Gilbert and Sullivan's The Pirates of Penzance has docked at the Theatre Royal once again.
This production by The Scottish Opera and D'Oyly Carte is nicely staged with stylised, almost cartoon like, sets, (by designer Jamie Varten) which actually add to the staging, especially in the second half. The large cast and orchestra is a delight to see and hear, especially in the settings of the Theatre Royal, which adds an extra delight to the proceedings.
Although to have the words displayed in English, when the show is sung in English does seem to be a little odd. This is not too distracting until the words kept disappearing part way through a song - it would be improved by having them on all the time.
Telling the story of Frederic (a role shared by Nicholas Sharratt and Sam Furness at different performances) who has serviced his apprenticeship with the Pirates of Penzance after his former nursemaid, (Rosie Aldridge) misheard he should serve his apprenticeship as a pilot.

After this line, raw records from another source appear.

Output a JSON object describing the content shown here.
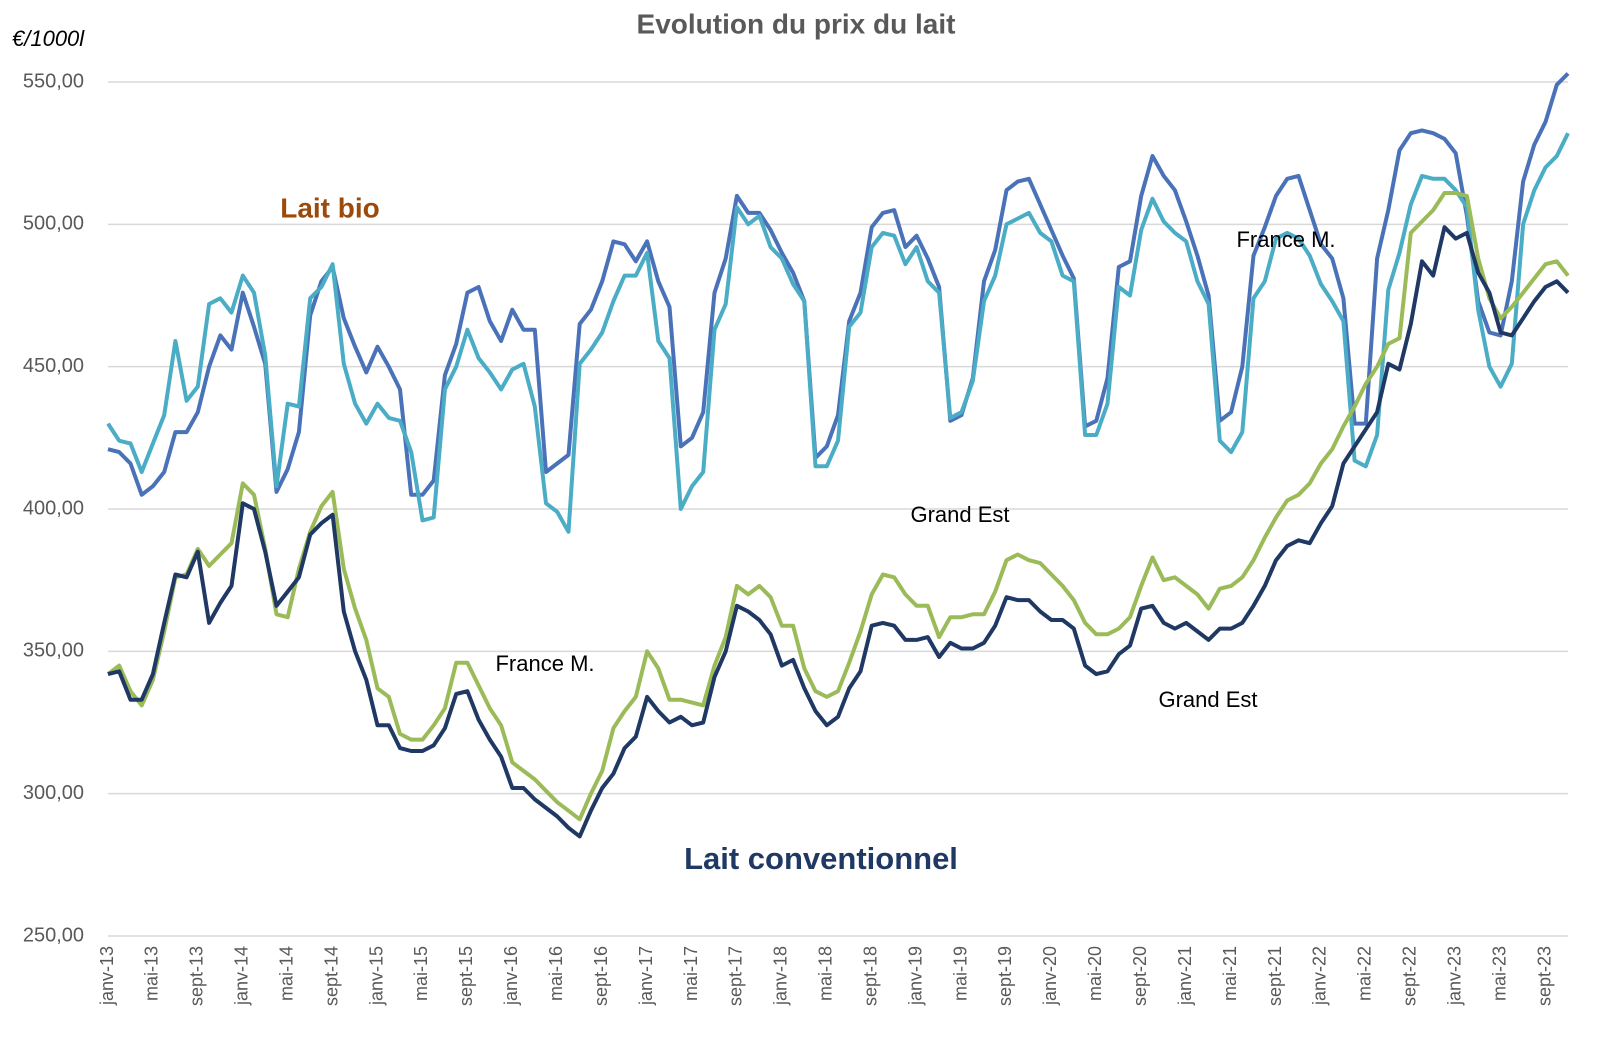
{
  "chart_data": {
    "type": "line",
    "title": "Evolution du prix du lait",
    "y_label": "€/1000l",
    "annotations": [
      "Lait bio",
      "Lait conventionnel",
      "France M.",
      "Grand Est",
      "France M.",
      "Grand Est"
    ],
    "categories": [
      "janv-13",
      null,
      null,
      null,
      "mai-13",
      null,
      null,
      null,
      "sept-13",
      null,
      null,
      null,
      "janv-14",
      null,
      null,
      null,
      "mai-14",
      null,
      null,
      null,
      "sept-14",
      null,
      null,
      null,
      "janv-15",
      null,
      null,
      null,
      "mai-15",
      null,
      null,
      null,
      "sept-15",
      null,
      null,
      null,
      "janv-16",
      null,
      null,
      null,
      "mai-16",
      null,
      null,
      null,
      "sept-16",
      null,
      null,
      null,
      "janv-17",
      null,
      null,
      null,
      "mai-17",
      null,
      null,
      null,
      "sept-17",
      null,
      null,
      null,
      "janv-18",
      null,
      null,
      null,
      "mai-18",
      null,
      null,
      null,
      "sept-18",
      null,
      null,
      null,
      "janv-19",
      null,
      null,
      null,
      "mai-19",
      null,
      null,
      null,
      "sept-19",
      null,
      null,
      null,
      "janv-20",
      null,
      null,
      null,
      "mai-20",
      null,
      null,
      null,
      "sept-20",
      null,
      null,
      null,
      "janv-21",
      null,
      null,
      null,
      "mai-21",
      null,
      null,
      null,
      "sept-21",
      null,
      null,
      null,
      "janv-22",
      null,
      null,
      null,
      "mai-22",
      null,
      null,
      null,
      "sept-22",
      null,
      null,
      null,
      "janv-23",
      null,
      null,
      null,
      "mai-23",
      null,
      null,
      null,
      "sept-23",
      null,
      null
    ],
    "series": [
      {
        "color": "#4a72b8",
        "values": [
          421,
          420,
          416,
          405,
          408,
          413,
          427,
          427,
          434,
          450,
          461,
          456,
          476,
          464,
          451,
          406,
          414,
          427,
          468,
          480,
          485,
          467,
          457,
          448,
          457,
          450,
          442,
          405,
          405,
          410,
          447,
          458,
          476,
          478,
          466,
          459,
          470,
          463,
          463,
          413,
          416,
          419,
          465,
          470,
          480,
          494,
          493,
          487,
          494,
          480,
          471,
          422,
          425,
          434,
          476,
          488,
          510,
          504,
          504,
          498,
          490,
          483,
          473,
          418,
          422,
          433,
          466,
          476,
          499,
          504,
          505,
          492,
          496,
          488,
          478,
          431,
          433,
          446,
          480,
          491,
          512,
          515,
          516,
          507,
          498,
          489,
          481,
          429,
          431,
          446,
          485,
          487,
          510,
          524,
          517,
          512,
          501,
          489,
          475,
          431,
          434,
          450,
          489,
          499,
          510,
          516,
          517,
          505,
          493,
          488,
          474,
          430,
          430,
          488,
          505,
          526,
          532,
          533,
          532,
          530,
          525,
          503,
          473,
          462,
          461,
          480,
          515,
          528,
          536,
          549,
          553
        ]
      },
      {
        "color": "#4bacc6",
        "values": [
          430,
          424,
          423,
          413,
          423,
          433,
          459,
          438,
          443,
          472,
          474,
          469,
          482,
          476,
          454,
          408,
          437,
          436,
          474,
          478,
          486,
          451,
          437,
          430,
          437,
          432,
          431,
          420,
          396,
          397,
          442,
          450,
          463,
          453,
          448,
          442,
          449,
          451,
          436,
          402,
          399,
          392,
          451,
          456,
          462,
          473,
          482,
          482,
          490,
          459,
          453,
          400,
          408,
          413,
          463,
          472,
          506,
          500,
          503,
          492,
          488,
          479,
          473,
          415,
          415,
          424,
          464,
          469,
          492,
          497,
          496,
          486,
          492,
          480,
          476,
          432,
          434,
          445,
          473,
          482,
          500,
          502,
          504,
          497,
          494,
          482,
          480,
          426,
          426,
          437,
          478,
          475,
          498,
          509,
          501,
          497,
          494,
          480,
          472,
          424,
          420,
          427,
          474,
          480,
          495,
          497,
          495,
          489,
          479,
          473,
          466,
          417,
          415,
          426,
          477,
          490,
          507,
          517,
          516,
          516,
          512,
          506,
          470,
          450,
          443,
          451,
          500,
          512,
          520,
          524,
          532
        ]
      },
      {
        "color": "#9bbb59",
        "values": [
          342,
          345,
          336,
          331,
          340,
          357,
          376,
          377,
          386,
          380,
          384,
          388,
          409,
          405,
          386,
          363,
          362,
          379,
          392,
          401,
          406,
          379,
          365,
          354,
          337,
          334,
          321,
          319,
          319,
          324,
          330,
          346,
          346,
          338,
          330,
          324,
          311,
          308,
          305,
          301,
          297,
          294,
          291,
          300,
          308,
          323,
          329,
          334,
          350,
          344,
          333,
          333,
          332,
          331,
          345,
          355,
          373,
          370,
          373,
          369,
          359,
          359,
          344,
          336,
          334,
          336,
          346,
          357,
          370,
          377,
          376,
          370,
          366,
          366,
          355,
          362,
          362,
          363,
          363,
          371,
          382,
          384,
          382,
          381,
          377,
          373,
          368,
          360,
          356,
          356,
          358,
          362,
          373,
          383,
          375,
          376,
          373,
          370,
          365,
          372,
          373,
          376,
          382,
          390,
          397,
          403,
          405,
          409,
          416,
          421,
          429,
          436,
          444,
          450,
          458,
          460,
          497,
          501,
          505,
          511,
          511,
          510,
          488,
          474,
          467,
          471,
          476,
          481,
          486,
          487,
          482
        ]
      },
      {
        "color": "#1f3864",
        "values": [
          342,
          343,
          333,
          333,
          342,
          360,
          377,
          376,
          385,
          360,
          367,
          373,
          402,
          400,
          385,
          366,
          371,
          376,
          391,
          395,
          398,
          364,
          350,
          340,
          324,
          324,
          316,
          315,
          315,
          317,
          323,
          335,
          336,
          326,
          319,
          313,
          302,
          302,
          298,
          295,
          292,
          288,
          285,
          294,
          302,
          307,
          316,
          320,
          334,
          329,
          325,
          327,
          324,
          325,
          341,
          350,
          366,
          364,
          361,
          356,
          345,
          347,
          337,
          329,
          324,
          327,
          337,
          343,
          359,
          360,
          359,
          354,
          354,
          355,
          348,
          353,
          351,
          351,
          353,
          359,
          369,
          368,
          368,
          364,
          361,
          361,
          358,
          345,
          342,
          343,
          349,
          352,
          365,
          366,
          360,
          358,
          360,
          357,
          354,
          358,
          358,
          360,
          366,
          373,
          382,
          387,
          389,
          388,
          395,
          401,
          416,
          422,
          428,
          434,
          451,
          449,
          465,
          487,
          482,
          499,
          495,
          497,
          483,
          476,
          462,
          461,
          467,
          473,
          478,
          480,
          476
        ]
      }
    ],
    "ylim": [
      250,
      550
    ],
    "yticks": [
      {
        "value": 250,
        "label": "250,00"
      },
      {
        "value": 300,
        "label": "300,00"
      },
      {
        "value": 350,
        "label": "350,00"
      },
      {
        "value": 400,
        "label": "400,00"
      },
      {
        "value": 450,
        "label": "450,00"
      },
      {
        "value": 500,
        "label": "500,00"
      },
      {
        "value": 550,
        "label": "550,00"
      }
    ],
    "grid": true
  }
}
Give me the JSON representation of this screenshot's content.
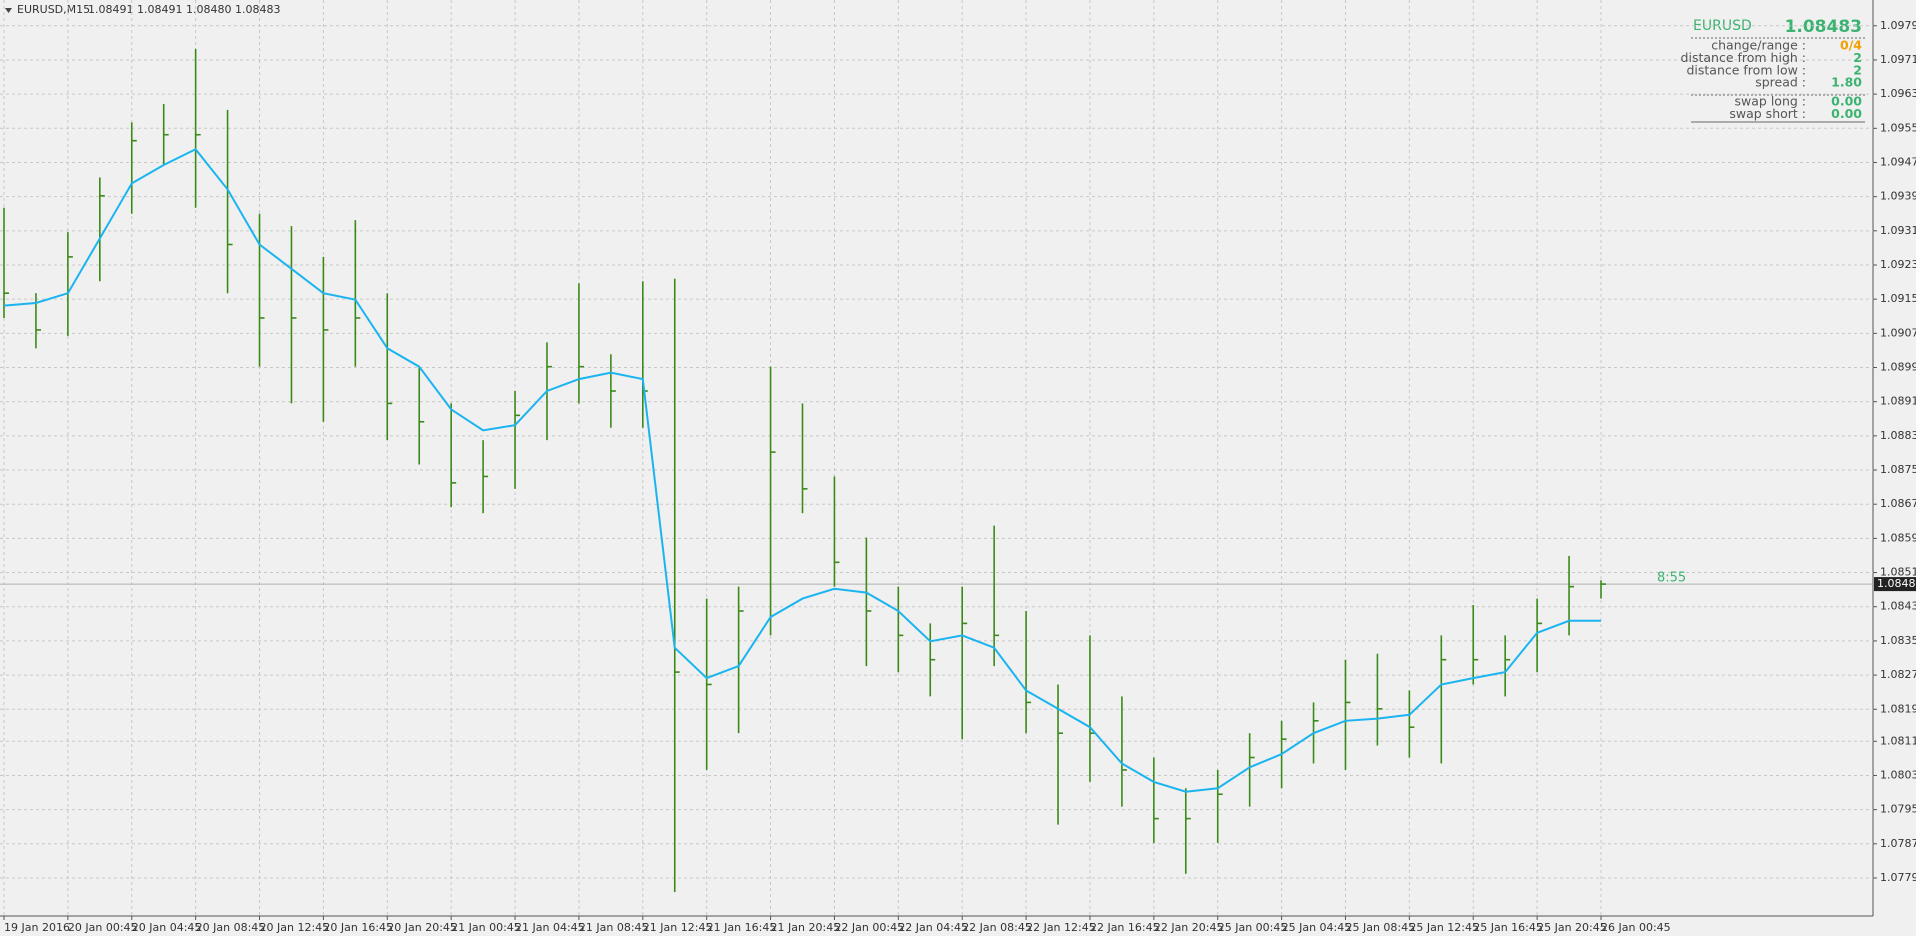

The story never slows as we follow Frederic leaving the pirates, having served until he is twenty-one. He then encounters a group of young ladies for the first time and thwarts his nursemaid's chances of becoming his wife when he falls in love with Mabel (Rebecca Bottone)
However, when it is revealed he was born on February 29th he has to re-join the Pirates, as technically he is only five years old. Add in to the mix Major General Stanley (Richard Suart), the police and some of Gilbert and Sullivan's best known songs and you have a great night's entertainment.